都市野生動物研究(urban wildlife science)
ジョン・ハディジャン(John Hadidian)—野生動物研究者
章タイトル「The Animals Among Us(私たちの間にいる動物たち)」。リス・アライグマ・カラス等、都市に潜む野生動物を追跡する。アライグマが「孤独な動物」という通説に反してグループ生活をしていること、夜間に動く動物を昼間の散歩では見落としていることを明らかにする。同じ空間を別の時間層(temporal layer)で共有する動物に気づかぬまま生きていたとホロウィッツは記す。
都市空間デザイン(public space / urban behavior)
フレッド・ケント(Fred Kent)—Project for Public Spaces 代表
章タイトル「A Nice Place (to Walk)(歩きやすい場所)」。人々がどこで立ち止まるか、どんなベンチを選ぶか、ゴミ箱の前で何が起きるかを観察する専門家。「優れた公共空間とは人を引き留める場所」という逆説的な視点を提示する。人の流れや密度を「読む」ことで、都市設計の成否が一目でわかると言う。
医学的観察(clinical medicine)
ベネット・ローバー(Bennett Lorber)—感染症医(infectious disease physician)
章タイトル「The Suggestiveness of Thumbnails(爪の示唆するもの)」。シャーロック・ホームズ的な視点で歩行者を診察する。歩き方のよたつきから筋疾患を、顔色や手の震えから内臓疾患を瞬時に推定する。医師にとって街はすべてが「症状のある患者」で満ちているという衝撃。専門知識が注意のフィルター(attentional filter)を根本的に書き換えることを示す。
視覚障害・代償感覚(blindness / compensatory senses)
アーリーン・ゴードン(Arlene Gordon)—視覚障害者(42年間失明)
章タイトル「Seeing/Not Seeing(見ること/見えないこと)」。視覚を持たない42年間で聴覚・嗅覚・触覚が研ぎ澄まされ、風の音の変化で建物の形を、足裏の感触で路面の素材を把握する。「見えないこと」が別の豊かな知覚世界を生んでいることを示し、「注意(attention)」とは視覚だけでないと問い直す。CNNが独立記事で取り上げた章。
音響デザイン(sound design)
スコット・レアラー(Scott Lehrer)—音響デザイナー
章タイトル「The Sound of Parallel Parking(駐車の音)」。都市のノイズを「名前の背後にある音そのもの」として聞くよう訓練された耳で歩く。駐車中の車のきしみ、地下鉄のレール振動、空調の低周波——ホロウィッツが「騒音」としか聞こえなかったものが、レアラーには多層の音楽的構造として聞こえている。聴く行為の意図的な訓練が、都市の音風景(soundscape)を一変させることを示す。
犬の嗅覚世界(canine olfaction)
フィネガン(Finnegan)—著者の飼い犬
章タイトル「A Dog's-Nose View(犬の鼻からの視点)」。犬は視野の下、鼻先の高さで世界を「嗅いで」歩く。他の犬の尿のにおいから性別・年齢・健康状態を読み取り、数日前に誰が通ったかを「記憶する」。人間が視覚優位(visual dominance)で見落とす情報の密度を、嗅覚という別チャンネルが丸ごと処理していることを示す。「専門性は人間だけのものではない」というテーマで本書を締めくくる。
未解明・次の問い
- 専門知識は「注意の幅」を広げるのか、それとも「注意の焦点」を深めるのか——両立はできるのか?
- デジタルデバイスへの習慣的注意は、11人の専門家とは異なる「何かを見えなくするフィルター」を作り出しているか?
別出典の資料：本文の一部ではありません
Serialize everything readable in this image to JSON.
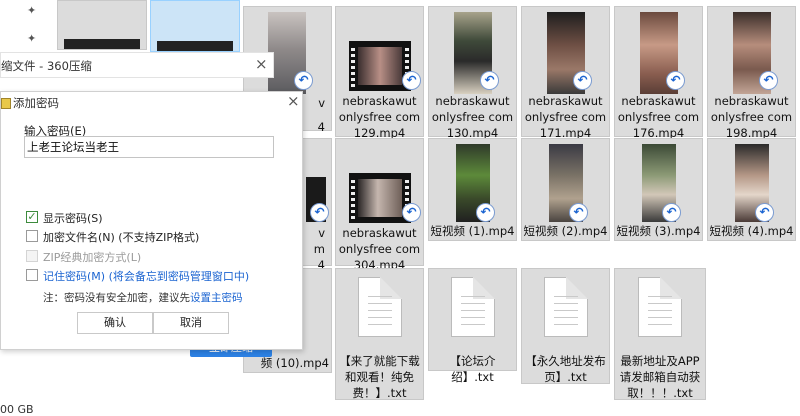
{
  "status_bar": {
    "text": "00 GB"
  },
  "files": [
    {
      "id": "f1",
      "lines": [
        "nebraskawut",
        "onlysfree com",
        "129.mp4"
      ]
    },
    {
      "id": "f2",
      "lines": [
        "nebraskawut",
        "onlysfree com",
        "130.mp4"
      ]
    },
    {
      "id": "f3",
      "lines": [
        "nebraskawut",
        "onlysfree com",
        "171.mp4"
      ]
    },
    {
      "id": "f4",
      "lines": [
        "nebraskawut",
        "onlysfree com",
        "176.mp4"
      ]
    },
    {
      "id": "f5",
      "lines": [
        "nebraskawut",
        "onlysfree com",
        "198.mp4"
      ]
    },
    {
      "id": "f6",
      "lines": [
        "nebraskawut",
        "onlysfree com",
        "304.mp4"
      ]
    },
    {
      "id": "f7",
      "lines": [
        "短视频 (1).mp4"
      ]
    },
    {
      "id": "f8",
      "lines": [
        "短视频 (2).mp4"
      ]
    },
    {
      "id": "f9",
      "lines": [
        "短视频 (3).mp4"
      ]
    },
    {
      "id": "f10",
      "lines": [
        "短视频 (4).mp4"
      ]
    },
    {
      "id": "f11",
      "lines": [
        "【来了就能下载",
        "和观看！纯免",
        "费！】.txt"
      ]
    },
    {
      "id": "f12",
      "lines": [
        "【论坛介绍】.txt"
      ]
    },
    {
      "id": "f13",
      "lines": [
        "【永久地址发布",
        "页】.txt"
      ]
    },
    {
      "id": "f14",
      "lines": [
        "最新地址及APP",
        "请发邮箱自动获",
        "取！！！.txt"
      ]
    }
  ],
  "partial_labels": {
    "row1_p1": "v",
    "row1_p2": "4",
    "row2_p1": "v",
    "row2_p2": "m",
    "row2_p3": "4",
    "row3": "频 (10).mp4"
  },
  "background_window": {
    "title": "缩文件 - 360压缩",
    "close": "×"
  },
  "dialog": {
    "title": "添加密码",
    "close": "×",
    "password_label": "输入密码(E)",
    "password_value": "上老王论坛当老王",
    "options": {
      "show_password": "显示密码(S)",
      "encrypt_filenames": "加密文件名(N) (不支持ZIP格式)",
      "zip_classic": "ZIP经典加密方式(L)",
      "remember_password": "记住密码(M) (将会备忘到密码管理窗口中)"
    },
    "note_prefix": "注：密码没有安全加密，建议先",
    "note_link": "设置主密码",
    "ok_label": "确认",
    "cancel_label": "取消"
  },
  "bg_button": {
    "label": "立即压缩"
  },
  "colors": {
    "accent_blue": "#2d82e6",
    "link_blue": "#1b64d1",
    "check_green": "#3d8b3d",
    "tile_gray": "#dcdcdc",
    "tile_selected": "#cce4f7"
  }
}
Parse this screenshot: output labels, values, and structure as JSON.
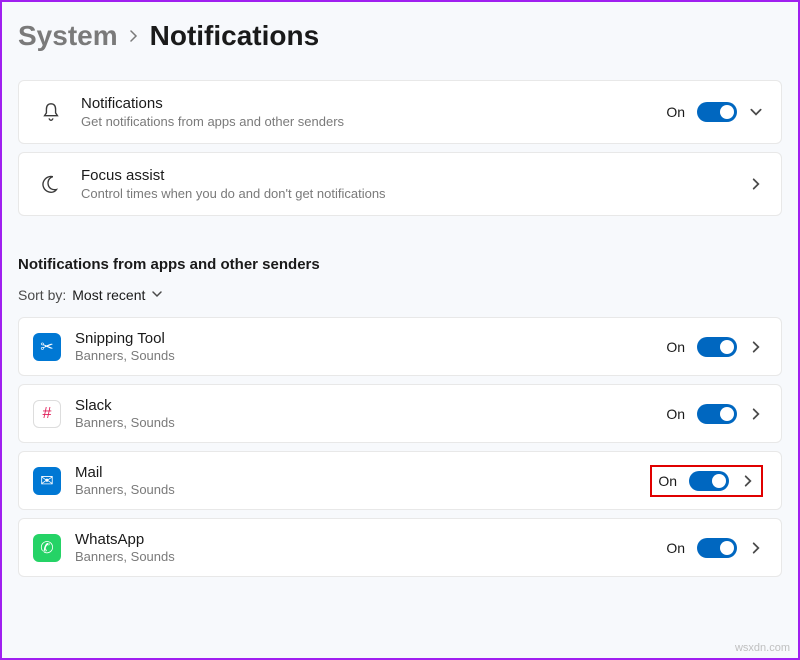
{
  "breadcrumb": {
    "parent": "System",
    "current": "Notifications"
  },
  "notifications_card": {
    "title": "Notifications",
    "desc": "Get notifications from apps and other senders",
    "state": "On"
  },
  "focus_card": {
    "title": "Focus assist",
    "desc": "Control times when you do and don't get notifications"
  },
  "section_title": "Notifications from apps and other senders",
  "sort": {
    "label": "Sort by:",
    "value": "Most recent"
  },
  "apps": [
    {
      "name": "Snipping Tool",
      "desc": "Banners, Sounds",
      "state": "On",
      "icon_bg": "#0078d4",
      "icon_glyph": "✂"
    },
    {
      "name": "Slack",
      "desc": "Banners, Sounds",
      "state": "On",
      "icon_bg": "#ffffff",
      "icon_glyph": "#",
      "icon_fg": "#e01e5a",
      "icon_border": "1px solid #ddd"
    },
    {
      "name": "Mail",
      "desc": "Banners, Sounds",
      "state": "On",
      "icon_bg": "#0078d4",
      "icon_glyph": "✉",
      "highlight": true
    },
    {
      "name": "WhatsApp",
      "desc": "Banners, Sounds",
      "state": "On",
      "icon_bg": "#25d366",
      "icon_glyph": "✆"
    }
  ],
  "watermark": "wsxdn.com"
}
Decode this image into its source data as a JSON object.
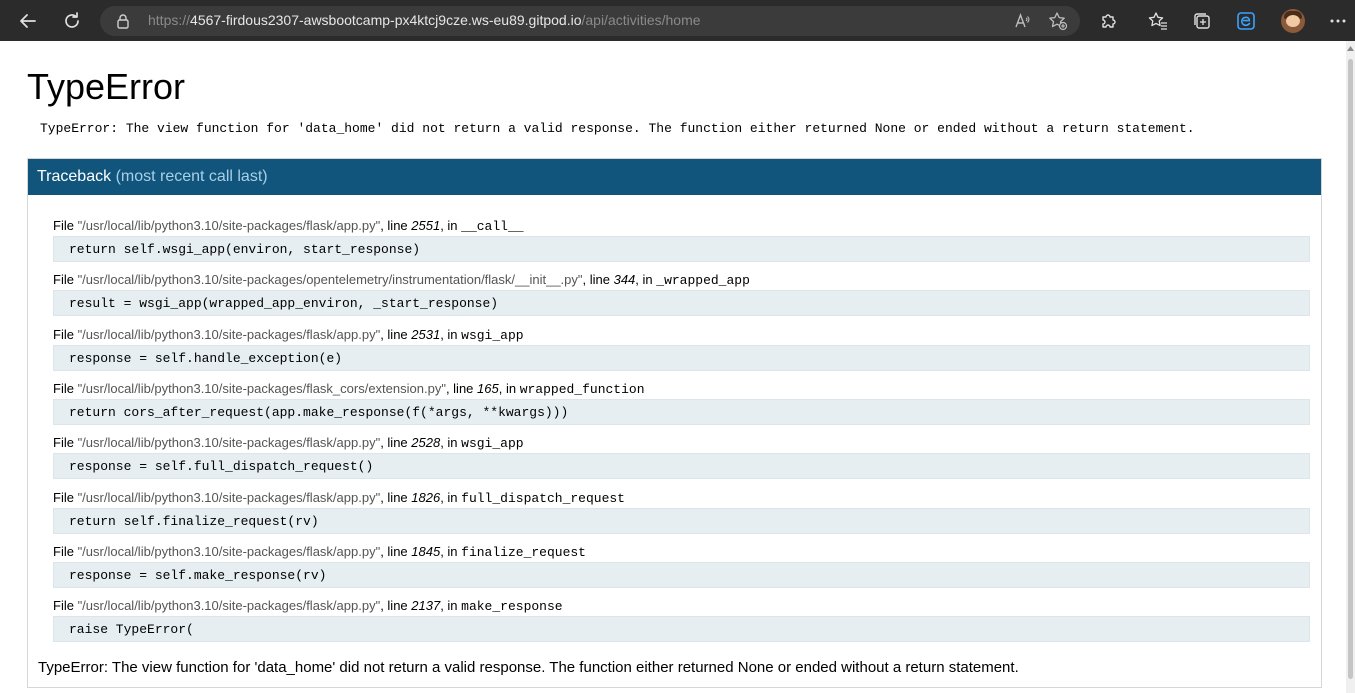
{
  "browser": {
    "url_prefix": "https://",
    "url_host": "4567-firdous2307-awsbootcamp-px4ktcj9cze.ws-eu89.gitpod.io",
    "url_path": "/api/activities/home",
    "icons": {
      "back": "back-arrow-icon",
      "refresh": "refresh-icon",
      "lock": "lock-icon",
      "read_aloud": "read-aloud-icon",
      "favorite_add": "favorite-add-icon",
      "extensions": "extensions-icon",
      "favorites": "favorites-icon",
      "collections": "collections-icon",
      "edge": "edge-icon",
      "more": "more-icon"
    }
  },
  "page": {
    "title": "TypeError",
    "error_message": "TypeError: The view function for 'data_home' did not return a valid response. The function either returned None or ended without a return statement.",
    "traceback_title": "Traceback",
    "traceback_subtitle": "(most recent call last)",
    "frames": [
      {
        "file": "\"/usr/local/lib/python3.10/site-packages/flask/app.py\"",
        "line": "2551",
        "func": "__call__",
        "code": "return self.wsgi_app(environ, start_response)"
      },
      {
        "file": "\"/usr/local/lib/python3.10/site-packages/opentelemetry/instrumentation/flask/__init__.py\"",
        "line": "344",
        "func": "_wrapped_app",
        "code": "result = wsgi_app(wrapped_app_environ, _start_response)"
      },
      {
        "file": "\"/usr/local/lib/python3.10/site-packages/flask/app.py\"",
        "line": "2531",
        "func": "wsgi_app",
        "code": "response = self.handle_exception(e)"
      },
      {
        "file": "\"/usr/local/lib/python3.10/site-packages/flask_cors/extension.py\"",
        "line": "165",
        "func": "wrapped_function",
        "code": "return cors_after_request(app.make_response(f(*args, **kwargs)))"
      },
      {
        "file": "\"/usr/local/lib/python3.10/site-packages/flask/app.py\"",
        "line": "2528",
        "func": "wsgi_app",
        "code": "response = self.full_dispatch_request()"
      },
      {
        "file": "\"/usr/local/lib/python3.10/site-packages/flask/app.py\"",
        "line": "1826",
        "func": "full_dispatch_request",
        "code": "return self.finalize_request(rv)"
      },
      {
        "file": "\"/usr/local/lib/python3.10/site-packages/flask/app.py\"",
        "line": "1845",
        "func": "finalize_request",
        "code": "response = self.make_response(rv)"
      },
      {
        "file": "\"/usr/local/lib/python3.10/site-packages/flask/app.py\"",
        "line": "2137",
        "func": "make_response",
        "code": "raise TypeError("
      }
    ],
    "labels": {
      "file": "File ",
      "line": ", line ",
      "in": ", in "
    },
    "footer_message": "TypeError: The view function for 'data_home' did not return a valid response. The function either returned None or ended without a return statement."
  },
  "colors": {
    "header_bg": "#11557c",
    "header_sub": "#a8cfe6",
    "code_bg": "#e6eef1",
    "chrome_bg": "#2b2b2b"
  }
}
- 「見えていないものを見えるようにする」訓練は成人後でも有効か、それとも幼児のような「まだフィルターが薄い」時期にしか学べないのか?
参考文献
- [1] *On Looking: Eleven Walks with Expert Eyes* — Alexandra Horowitz, Scribner (2013)
- [2] William James Book Award citation — American Psychological Association (2014)
- [3] Goodreads community ratings — Goodreads.com (accessed 2026)
- [4] Kirkus Reviews — Book review (2013)
- [5] "Gorillas in our midst: sustained inattentional blindness for dynamic events" — Simons & Chabris, *Perception* (1999)
- [6] *The Invisible Gorilla: And Other Ways Our Intuitions Deceive Us* — Christopher Chabris & Daniel Simons (2010, Crown)
- [7] "How not to be Seen: The Contribution of Similarity and Selective Ignoring to Sustained Inattentional Blindness" — Most, Simons et al., *Psychological Science* (2001)
- [8] *The Principles of Psychology* — William James (1890, Henry Holt and Company)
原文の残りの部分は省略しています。